The priest would bring his own Mass set to celebrate the sacrament.

  Confessions would be heard in the parlour before Mass, and afterwards, when the sacraments were ended, the priests would be served their meal first, followed by a setting for the men, and finally the women would sit down to eat their food and chat and relax after all the excitement.

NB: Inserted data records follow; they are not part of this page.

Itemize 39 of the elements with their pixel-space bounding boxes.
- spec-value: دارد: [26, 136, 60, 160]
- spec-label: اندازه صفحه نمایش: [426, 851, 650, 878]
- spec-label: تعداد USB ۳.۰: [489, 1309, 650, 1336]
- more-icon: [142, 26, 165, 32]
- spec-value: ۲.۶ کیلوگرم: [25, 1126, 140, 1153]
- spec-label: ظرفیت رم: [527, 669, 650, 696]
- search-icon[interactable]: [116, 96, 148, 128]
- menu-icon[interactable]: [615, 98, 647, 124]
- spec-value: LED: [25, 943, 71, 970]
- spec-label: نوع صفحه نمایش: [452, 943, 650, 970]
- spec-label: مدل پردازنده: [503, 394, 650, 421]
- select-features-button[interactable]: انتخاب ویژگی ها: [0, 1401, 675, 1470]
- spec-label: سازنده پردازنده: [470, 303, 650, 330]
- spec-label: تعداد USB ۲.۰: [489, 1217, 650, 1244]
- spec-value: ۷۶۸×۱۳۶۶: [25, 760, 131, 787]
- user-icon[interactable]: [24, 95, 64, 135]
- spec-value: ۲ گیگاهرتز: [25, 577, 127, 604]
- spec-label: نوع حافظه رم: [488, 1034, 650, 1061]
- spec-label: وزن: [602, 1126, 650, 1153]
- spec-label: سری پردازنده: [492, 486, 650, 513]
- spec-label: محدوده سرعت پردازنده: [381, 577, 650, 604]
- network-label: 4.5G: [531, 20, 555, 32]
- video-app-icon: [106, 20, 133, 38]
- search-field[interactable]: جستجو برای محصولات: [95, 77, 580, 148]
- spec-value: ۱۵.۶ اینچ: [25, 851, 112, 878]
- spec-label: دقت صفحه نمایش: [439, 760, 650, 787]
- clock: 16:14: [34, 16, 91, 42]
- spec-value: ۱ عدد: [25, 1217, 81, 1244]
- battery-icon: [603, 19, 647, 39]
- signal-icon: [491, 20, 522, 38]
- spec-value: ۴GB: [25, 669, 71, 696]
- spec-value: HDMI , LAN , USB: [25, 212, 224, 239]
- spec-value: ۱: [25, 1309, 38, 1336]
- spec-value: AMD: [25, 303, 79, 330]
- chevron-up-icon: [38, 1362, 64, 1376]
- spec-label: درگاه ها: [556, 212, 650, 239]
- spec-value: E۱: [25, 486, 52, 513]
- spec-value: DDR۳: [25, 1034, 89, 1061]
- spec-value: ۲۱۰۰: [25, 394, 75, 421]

  Elizabeth’s two nearest neighbours had been helping her out since early morning, making sandwiches of ham and cold roast beef, and egg and onion. They had used shop-bought, sliced bread for the sandwiches, a rare treat, and Elizabeth had rapped Sean on the knuckles when she caught him stealing one. There were loaves of currant bread and brown bread cooling on the kitchen window. She’d borrowed extra teapots for the gallons of tea that would be made. There was a rich fruitcake she’d baked a month ago, and apple tarts and scones brought by neighbours and friends. Herself and Tom and the children had worked hard to have everything right, and Elizabeth permitted herself a small frisson of pride, knowing that when people spoke about the Station held in the Dunnes’ home they would not be found lacking.

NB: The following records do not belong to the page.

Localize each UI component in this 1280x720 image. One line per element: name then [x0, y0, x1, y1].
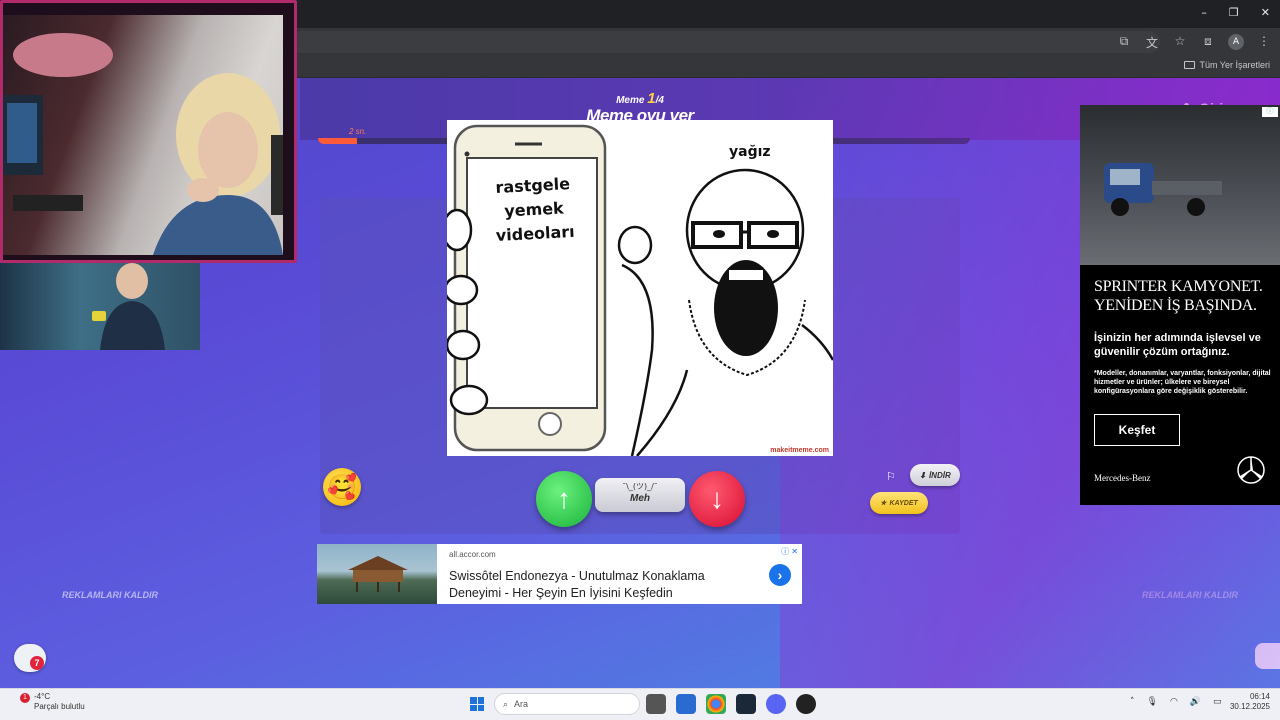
bookmark-star-icon[interactable]: ☆: [1172, 34, 1188, 51]
counter-total: /4: [655, 95, 664, 106]
close-button[interactable]: ✕: [1261, 6, 1270, 19]
steam-icon[interactable]: [736, 694, 756, 714]
address-bar[interactable]: [290, 31, 1160, 53]
ad-banner-bottom[interactable]: all.accor.com Swissôtel Endonezya - Unut…: [317, 544, 802, 604]
webcam-overlay: [0, 0, 297, 263]
minimize-button[interactable]: –: [1201, 6, 1207, 19]
ad-brand: Mercedes-Benz: [1094, 473, 1151, 483]
downvote-button[interactable]: ↓: [689, 471, 745, 527]
taskbar-search[interactable]: ⌕ Ara: [494, 693, 640, 715]
ad-subtitle: İşinizin her adımında işlevsel ve güveni…: [1094, 332, 1261, 358]
taskbar-apps: [646, 694, 816, 714]
download-label: İNDİR: [928, 470, 951, 480]
star-icon: ★: [880, 500, 887, 507]
menu-icon[interactable]: ⋮: [1256, 34, 1272, 51]
chevron-up-icon[interactable]: ˄: [1130, 697, 1135, 707]
wifi-icon[interactable]: ◠: [1170, 697, 1178, 707]
remove-ads-link-left[interactable]: REKLAMLARI KALDIR: [62, 590, 158, 600]
mercedes-star-icon: [1237, 456, 1265, 484]
ad-fine-print: *Modeller, donanımlar, varyantlar, fonks…: [1094, 370, 1271, 395]
ad-bottom-image: [317, 544, 437, 604]
chevron-right-icon[interactable]: ›: [769, 564, 791, 586]
character-label: yağız: [729, 144, 771, 160]
side-widget[interactable]: [1255, 643, 1280, 669]
save-label: KAYDET: [889, 499, 918, 507]
hut-image: [348, 556, 408, 592]
volume-icon[interactable]: 🔊: [1190, 697, 1201, 707]
ad-cta-button[interactable]: Keşfet: [1094, 414, 1180, 446]
counter-prefix: Meme: [616, 95, 645, 106]
presenter-image: [92, 263, 165, 350]
ad-headline: SPRINTER KAMYONET. YENİDEN İŞ BAŞINDA.: [1094, 278, 1263, 314]
meh-label: Meh: [630, 493, 650, 504]
translate-icon[interactable]: 文: [1144, 34, 1160, 51]
chrome-icon[interactable]: [706, 694, 726, 714]
ad-photo: [1080, 105, 1280, 265]
extensions-icon[interactable]: ⧈: [1200, 34, 1216, 51]
save-button[interactable]: ★ KAYDET: [870, 492, 928, 514]
search-placeholder: Ara: [514, 699, 529, 709]
profile-avatar[interactable]: A: [1228, 34, 1244, 50]
time: 06:14: [1249, 692, 1270, 701]
search-icon: ⌕: [503, 698, 509, 709]
window-controls: – ❐ ✕: [1201, 6, 1270, 19]
chat-badge: 7: [30, 656, 44, 670]
timer-label: 2 sn.: [349, 127, 367, 136]
meh-face: ¯\_(ツ)_/¯: [622, 482, 658, 491]
temperature: -4°C: [34, 692, 51, 701]
ad-domain: all.accor.com: [449, 550, 496, 559]
meh-button[interactable]: ¯\_(ツ)_/¯ Meh: [595, 478, 685, 512]
taskbar-clock[interactable]: 06:14 30.12.2025: [1224, 692, 1270, 712]
ad-banner-right[interactable]: ⓘ SPRINTER KAMYONET. YENİDEN İŞ BAŞINDA.…: [1080, 105, 1280, 505]
meme-counter: Meme 1/4: [540, 90, 740, 107]
remove-ads-link-right[interactable]: REKLAMLARI KALDIR: [1142, 590, 1238, 600]
all-bookmarks-label: Tüm Yer İşaretleri: [1199, 60, 1270, 70]
microphone-icon[interactable]: 🎙: [1147, 697, 1158, 707]
cast-icon[interactable]: ⧉: [1116, 34, 1132, 51]
streamer-silhouette: [3, 33, 283, 255]
battery-icon[interactable]: ▭: [1213, 697, 1222, 707]
system-tray: ˄ 🎙 ◠ 🔊 ▭: [1130, 697, 1222, 707]
obs-icon[interactable]: [796, 694, 816, 714]
emoji-reaction-button[interactable]: 🥰: [323, 468, 361, 506]
phone-caption: rastgele yemek videoları: [495, 174, 576, 246]
meme-drawing: [447, 124, 833, 456]
ad-bottom-title[interactable]: Swissôtel Endonezya - Unutulmaz Konaklam…: [449, 568, 749, 602]
secondary-video: [0, 263, 200, 350]
download-icon: ⬇: [919, 470, 926, 480]
watermark: makeitmeme.com: [770, 447, 829, 454]
task-view-icon[interactable]: [646, 694, 666, 714]
store-icon[interactable]: [676, 694, 696, 714]
webcam-feed: [3, 15, 283, 255]
weather-text: Parçalı bulutlu: [34, 702, 85, 711]
counter-current: 1: [647, 90, 656, 107]
ad-close-icon[interactable]: ⓘ ✕: [781, 546, 798, 557]
meme-image: rastgele yemek videoları yağız makeitmem…: [447, 120, 833, 456]
van-image: [1104, 163, 1222, 216]
download-button[interactable]: ⬇ İNDİR: [910, 464, 960, 486]
toolbar-icons: ⧉ 文 ☆ ⧈ A ⋮: [1116, 34, 1272, 51]
folder-icon: [1184, 61, 1196, 69]
weather-widget[interactable]: -4°C Parçalı bulutlu: [18, 692, 85, 712]
discord-icon[interactable]: [766, 694, 786, 714]
date: 30.12.2025: [1229, 702, 1270, 711]
flag-icon[interactable]: ⚐: [886, 470, 896, 483]
timer-fill: [318, 138, 358, 144]
upvote-button[interactable]: ↑: [536, 471, 592, 527]
maximize-button[interactable]: ❐: [1229, 6, 1239, 19]
ad-info-icon[interactable]: ⓘ: [1262, 107, 1278, 117]
windows-start-icon[interactable]: [470, 697, 484, 711]
all-bookmarks-button[interactable]: Tüm Yer İşaretleri: [1184, 60, 1270, 70]
taskbar: [0, 688, 1280, 720]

  “Here they are,” she heard a shout. Hastily removing her apron, and patting her hair in place, Elizabeth went to the front door just in time to see the green car pull up in front of the gate. Nodding to her husband to follow her out, she went to greet the guests of honour.

  * * *

  “Thank God that’s all over,” Brigid declared, stretching out in the bed, exhausted after spending the day making tea, offering food to their guests, washing up the dozens of dirty cups and plates, and doing the final clearing up when everyone had gone. “We won’t have it again for another few years.”

  “I won’t be here for the next one, that’s for sure.” Imelda yawned and got into bed beside her. She’d rolled her chestnut hair in three curlers that gave her a side wave like Rita Hayworth’s.